Long Dock is an ideal and natural alignment of building for breathtaking public views, hotel room views and energy conservation. The hotel/conference center will combine the best of environmentally sustainable building practices with exceptional guest comfort and service. While the exterior landscape is preserved and protected, the interior environment will provide guests with an unparalleled relaxing and refreshing experience.

With its many sustainable strategies, Long Dock Beacon will no doubt achieve a high rating from the United States Green Building Council’s LEED award program.2 Many of the strategies listed below will be part of the LEED plan to make the building’s performance and the building’s features as green as possible. In several important ways, Long Dock Beacon will go beyond the LEED rating system and the success will be measured by the users and the community.

The building as a measure of the Landscape

The building has been located on the site in order to mediate between two natures, the green nature to the south and the civic nature to the north. Scenic Hudson, which owns the site, is building a 13-acre nature preserve on the land to the south of Long Dock. The building edges the park and looks over it from a slightly elevated public level. Its elegant location allows both guests and visitors to experience one of the most dramatic views along the entire river.

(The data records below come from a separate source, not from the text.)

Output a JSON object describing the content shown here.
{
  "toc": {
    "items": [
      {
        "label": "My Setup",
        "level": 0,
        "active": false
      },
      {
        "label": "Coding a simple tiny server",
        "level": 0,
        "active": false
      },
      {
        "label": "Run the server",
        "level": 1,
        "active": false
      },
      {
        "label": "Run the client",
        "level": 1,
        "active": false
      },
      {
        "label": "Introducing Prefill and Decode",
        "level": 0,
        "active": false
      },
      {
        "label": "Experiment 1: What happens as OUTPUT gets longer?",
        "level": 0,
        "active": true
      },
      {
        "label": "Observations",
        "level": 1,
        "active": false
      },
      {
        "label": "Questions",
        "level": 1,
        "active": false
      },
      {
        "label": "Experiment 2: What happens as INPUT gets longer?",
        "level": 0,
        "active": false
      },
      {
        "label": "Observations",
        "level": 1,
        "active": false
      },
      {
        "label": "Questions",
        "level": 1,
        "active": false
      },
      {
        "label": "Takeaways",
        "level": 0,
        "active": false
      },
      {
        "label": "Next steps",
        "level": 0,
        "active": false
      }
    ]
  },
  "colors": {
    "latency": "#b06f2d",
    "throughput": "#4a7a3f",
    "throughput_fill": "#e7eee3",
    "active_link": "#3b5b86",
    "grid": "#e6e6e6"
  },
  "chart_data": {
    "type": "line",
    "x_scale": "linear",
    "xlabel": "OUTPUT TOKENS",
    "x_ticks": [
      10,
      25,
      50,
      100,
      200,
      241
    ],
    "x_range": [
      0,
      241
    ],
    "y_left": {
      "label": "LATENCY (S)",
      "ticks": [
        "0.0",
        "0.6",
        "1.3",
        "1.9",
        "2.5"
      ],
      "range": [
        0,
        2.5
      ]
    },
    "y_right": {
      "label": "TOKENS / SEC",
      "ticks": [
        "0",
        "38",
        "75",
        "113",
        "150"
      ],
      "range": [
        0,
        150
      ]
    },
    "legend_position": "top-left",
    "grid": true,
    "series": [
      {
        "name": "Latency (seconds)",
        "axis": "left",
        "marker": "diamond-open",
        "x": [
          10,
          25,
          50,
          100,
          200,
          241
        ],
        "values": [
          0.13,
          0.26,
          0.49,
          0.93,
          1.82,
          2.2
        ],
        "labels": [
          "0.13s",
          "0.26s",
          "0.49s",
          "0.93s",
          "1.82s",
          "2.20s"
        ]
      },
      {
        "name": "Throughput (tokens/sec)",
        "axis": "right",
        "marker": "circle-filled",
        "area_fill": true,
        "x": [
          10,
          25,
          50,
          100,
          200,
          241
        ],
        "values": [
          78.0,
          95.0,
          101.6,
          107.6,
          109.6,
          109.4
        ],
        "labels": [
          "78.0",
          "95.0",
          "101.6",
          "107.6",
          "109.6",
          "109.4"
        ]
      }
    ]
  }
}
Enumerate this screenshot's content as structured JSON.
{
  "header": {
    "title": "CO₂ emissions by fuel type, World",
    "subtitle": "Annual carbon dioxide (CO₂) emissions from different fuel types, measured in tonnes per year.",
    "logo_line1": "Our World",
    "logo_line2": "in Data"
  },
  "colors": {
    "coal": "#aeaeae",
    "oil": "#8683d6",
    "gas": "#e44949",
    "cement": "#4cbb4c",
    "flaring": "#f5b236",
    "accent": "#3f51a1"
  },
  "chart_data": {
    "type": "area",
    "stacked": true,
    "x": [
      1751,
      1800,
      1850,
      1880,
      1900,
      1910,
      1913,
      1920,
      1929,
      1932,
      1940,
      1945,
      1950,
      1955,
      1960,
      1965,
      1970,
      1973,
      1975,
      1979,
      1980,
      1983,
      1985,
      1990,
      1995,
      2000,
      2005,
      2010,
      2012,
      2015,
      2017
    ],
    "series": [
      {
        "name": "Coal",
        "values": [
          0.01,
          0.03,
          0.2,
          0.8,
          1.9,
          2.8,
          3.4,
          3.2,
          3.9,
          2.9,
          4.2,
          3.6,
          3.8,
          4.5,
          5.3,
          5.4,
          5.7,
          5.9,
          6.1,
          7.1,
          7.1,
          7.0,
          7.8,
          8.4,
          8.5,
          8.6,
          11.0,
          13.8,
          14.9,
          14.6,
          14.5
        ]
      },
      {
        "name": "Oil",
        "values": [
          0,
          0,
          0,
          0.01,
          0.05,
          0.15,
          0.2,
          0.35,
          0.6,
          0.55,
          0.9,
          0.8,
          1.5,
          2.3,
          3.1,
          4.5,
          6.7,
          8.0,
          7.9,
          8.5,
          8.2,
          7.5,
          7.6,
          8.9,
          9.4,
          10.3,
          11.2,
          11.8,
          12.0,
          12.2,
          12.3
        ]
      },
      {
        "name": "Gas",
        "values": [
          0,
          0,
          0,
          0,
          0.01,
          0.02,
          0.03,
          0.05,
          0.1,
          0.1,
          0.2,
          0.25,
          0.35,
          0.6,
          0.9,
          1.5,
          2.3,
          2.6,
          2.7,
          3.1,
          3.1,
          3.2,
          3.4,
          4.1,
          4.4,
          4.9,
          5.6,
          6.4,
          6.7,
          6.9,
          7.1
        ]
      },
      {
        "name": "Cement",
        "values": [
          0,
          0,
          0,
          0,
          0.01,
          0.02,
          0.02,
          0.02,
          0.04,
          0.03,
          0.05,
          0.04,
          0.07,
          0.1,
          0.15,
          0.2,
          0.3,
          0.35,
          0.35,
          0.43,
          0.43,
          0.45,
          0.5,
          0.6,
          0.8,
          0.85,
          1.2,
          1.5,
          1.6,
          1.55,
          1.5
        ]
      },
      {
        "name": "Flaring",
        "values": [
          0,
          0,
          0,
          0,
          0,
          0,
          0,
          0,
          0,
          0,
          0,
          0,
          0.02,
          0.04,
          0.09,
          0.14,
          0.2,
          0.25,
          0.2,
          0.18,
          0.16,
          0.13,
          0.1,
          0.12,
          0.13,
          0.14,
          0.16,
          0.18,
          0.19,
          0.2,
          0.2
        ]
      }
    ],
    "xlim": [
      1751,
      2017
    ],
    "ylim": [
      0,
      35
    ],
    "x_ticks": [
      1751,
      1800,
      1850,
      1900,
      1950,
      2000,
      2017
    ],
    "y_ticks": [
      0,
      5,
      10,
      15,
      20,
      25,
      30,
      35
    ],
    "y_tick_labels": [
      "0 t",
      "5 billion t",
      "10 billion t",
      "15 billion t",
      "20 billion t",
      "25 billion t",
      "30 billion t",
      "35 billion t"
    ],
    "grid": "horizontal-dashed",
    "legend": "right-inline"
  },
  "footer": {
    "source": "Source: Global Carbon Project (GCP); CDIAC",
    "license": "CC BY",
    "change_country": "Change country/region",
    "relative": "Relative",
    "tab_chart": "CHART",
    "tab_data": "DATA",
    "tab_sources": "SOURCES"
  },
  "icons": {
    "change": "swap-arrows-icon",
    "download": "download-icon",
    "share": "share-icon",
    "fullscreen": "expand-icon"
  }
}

The north edge is a more urban place, bordering and partaking in the busy Beacon harbor movements and train station energy. Because the building’s low height makes it somewhat recessive, it will become an active observer of both worlds and enhance each by gently separating them.

The ability to protect the community

The Long Dock site has been the scene of industrial activities that damaged the river and polluted the community. The hotel conference center, by encouraging guests to arrive by train, by bus connections from Stewart airport, and even by boat, will eliminate much potential pollution and the negative impact it would have on the community.

A lesson in beauty

What will sustainability gain us if it is not ultimately more beautiful? The architect has described the building as a viewing device for the landscape. Like a race car is sculpted to cheat friction and its beauty comes from its aerodynamic form, the long pier building will be like a green garden hedge, its beauty intrinsic in its simple mission to provide a device for viewing and experiencing the river and the landscape.